Prosser e outros pesquisadores da Universidade de Reading produziram mapas para cada ano entre 1979 e 2020 e perceberam que as turbulências mudaram em determinados lugares, especialmente no norte do Atlântico Norte e sobre os EUA continental, mas também de forma mais geral sobre as latitudes médias.
Como o aquecimento global aumenta as turbulências?
"Ar subindo, cercado de ar descendo, faz com que a aeronave suba e desça (ou partes dela), gerando este desconforto", assim Fabio Luiz Teixeira Gonçalves, doutor em meteorologia pela USP, explica o que é uma turbulência.
Prosser diz que a quantidade de turbulência é proporcional à quantidade de cisalhamento vertical do vento (um rio de ar que flui de oeste para leste, do qual as aeronaves normalmente se aproveitam para reduzir o tempo de viagem e o consumo de combustível). E é aí que entra o aquecimento global.
Segundo o pesquisador, na altitude em que os aviões voam, o aquecimento global está aumentando a diferença de temperatura entre o polo e o equador (a atmosfera superior no equador está se aquecendo mais rapidamente do que a atmosfera superior no polo norte). "Isso faz com que o cisalhamento vertical do vento na corrente de jato aumente nessa região", diz.
Os voos podem ficar mais perigosos?
Mas será que essas instabilidades nas rotas de voos podem de fato representar algum perigo para as futuras viagens de avião? De forma geral, a resposta é: depende.
Em geral, apesar do desconforto, as turbulências costumam ser evitadas e geralmente contornadas. Luiz Carlos Barcena, comissário de voo há 22 anos, explica que já existem rotas com maior incidência de turbulências e o tempo pode influir diretamente no voo.
"No calor, existem as correntes térmicas onde o voo fica mais instável, e no frio a densidade do ar é maior e melhor para voar, mas isso não quer dizer que não terá turbulência. A melhor forma de se proteger desse fenômeno é a prevenção e comunicação, sempre que possível os pilotos desviam de formações de nuvens para tentar deixar o voo mais agradável', diz Barcena.

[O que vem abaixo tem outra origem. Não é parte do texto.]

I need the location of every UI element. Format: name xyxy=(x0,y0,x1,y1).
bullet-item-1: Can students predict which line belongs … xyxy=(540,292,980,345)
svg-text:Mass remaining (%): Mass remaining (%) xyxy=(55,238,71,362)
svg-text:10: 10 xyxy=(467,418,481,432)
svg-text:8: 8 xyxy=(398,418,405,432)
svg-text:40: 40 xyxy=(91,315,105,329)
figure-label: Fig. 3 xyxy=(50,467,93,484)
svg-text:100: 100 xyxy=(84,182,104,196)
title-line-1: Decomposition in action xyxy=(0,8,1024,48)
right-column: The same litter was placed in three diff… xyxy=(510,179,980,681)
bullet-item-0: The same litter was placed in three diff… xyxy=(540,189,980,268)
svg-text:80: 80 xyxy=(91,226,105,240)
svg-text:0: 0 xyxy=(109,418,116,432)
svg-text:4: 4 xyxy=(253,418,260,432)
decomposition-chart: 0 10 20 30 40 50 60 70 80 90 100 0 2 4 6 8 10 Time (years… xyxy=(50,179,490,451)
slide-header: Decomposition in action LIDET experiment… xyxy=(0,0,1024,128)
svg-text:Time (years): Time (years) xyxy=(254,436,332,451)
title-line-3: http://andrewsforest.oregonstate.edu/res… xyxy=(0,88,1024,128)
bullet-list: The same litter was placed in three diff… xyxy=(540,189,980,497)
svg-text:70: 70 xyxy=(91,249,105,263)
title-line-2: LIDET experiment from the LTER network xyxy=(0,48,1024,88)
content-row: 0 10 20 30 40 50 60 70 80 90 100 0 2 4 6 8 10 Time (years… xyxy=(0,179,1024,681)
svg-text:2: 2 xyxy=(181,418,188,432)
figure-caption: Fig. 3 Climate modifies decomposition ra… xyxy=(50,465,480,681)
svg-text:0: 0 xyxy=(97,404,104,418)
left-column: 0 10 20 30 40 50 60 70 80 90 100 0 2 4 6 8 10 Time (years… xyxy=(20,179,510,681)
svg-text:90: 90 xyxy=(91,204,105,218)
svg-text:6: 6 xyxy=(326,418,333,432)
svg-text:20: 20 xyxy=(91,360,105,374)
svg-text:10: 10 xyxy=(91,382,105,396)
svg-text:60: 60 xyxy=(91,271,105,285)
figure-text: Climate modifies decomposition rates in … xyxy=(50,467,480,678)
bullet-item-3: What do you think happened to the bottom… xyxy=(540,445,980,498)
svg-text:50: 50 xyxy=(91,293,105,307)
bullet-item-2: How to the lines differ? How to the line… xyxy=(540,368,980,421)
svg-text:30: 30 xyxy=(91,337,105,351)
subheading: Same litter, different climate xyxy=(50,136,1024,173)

Mark Prosser afirma que, de acordo com o estudo, as turbulências podem dobrar ou triplicar no período de 2050 a 2080. "Os riscos dependerão de quão bons seremos em prever a turbulência no futuro próximo. Se nos tornarmos extremamente habilidosos nisso, mesmo que os céus estejam mais turbulentos, os passageiros e a tripulação não perceberão, porque os pilotos podem navegar habilmente ao redor", diz.
Agora, se o nível dessa habilidade de previsão não melhorar rapidamente, os passageiros poderão experimentar ainda mais turbulências nos futuro. "Não esperamos que aviões caiam devido a encontros com turbulências, mas voar pode se tornar significativamente mais desagradável nos cenários em que não tentamos reduzir/limitar nosso uso de combustíveis fósseis", diz Prosser.
"Para quem está preocupado, a coisa mais importante a fazer é manter o cinto de segurança afivelado, pois isso reduzirá muito o risco de lesões/hospitalizações se você tiver a infelicidade de encontrar uma forte turbulência durante o voo", diz o pesquisador.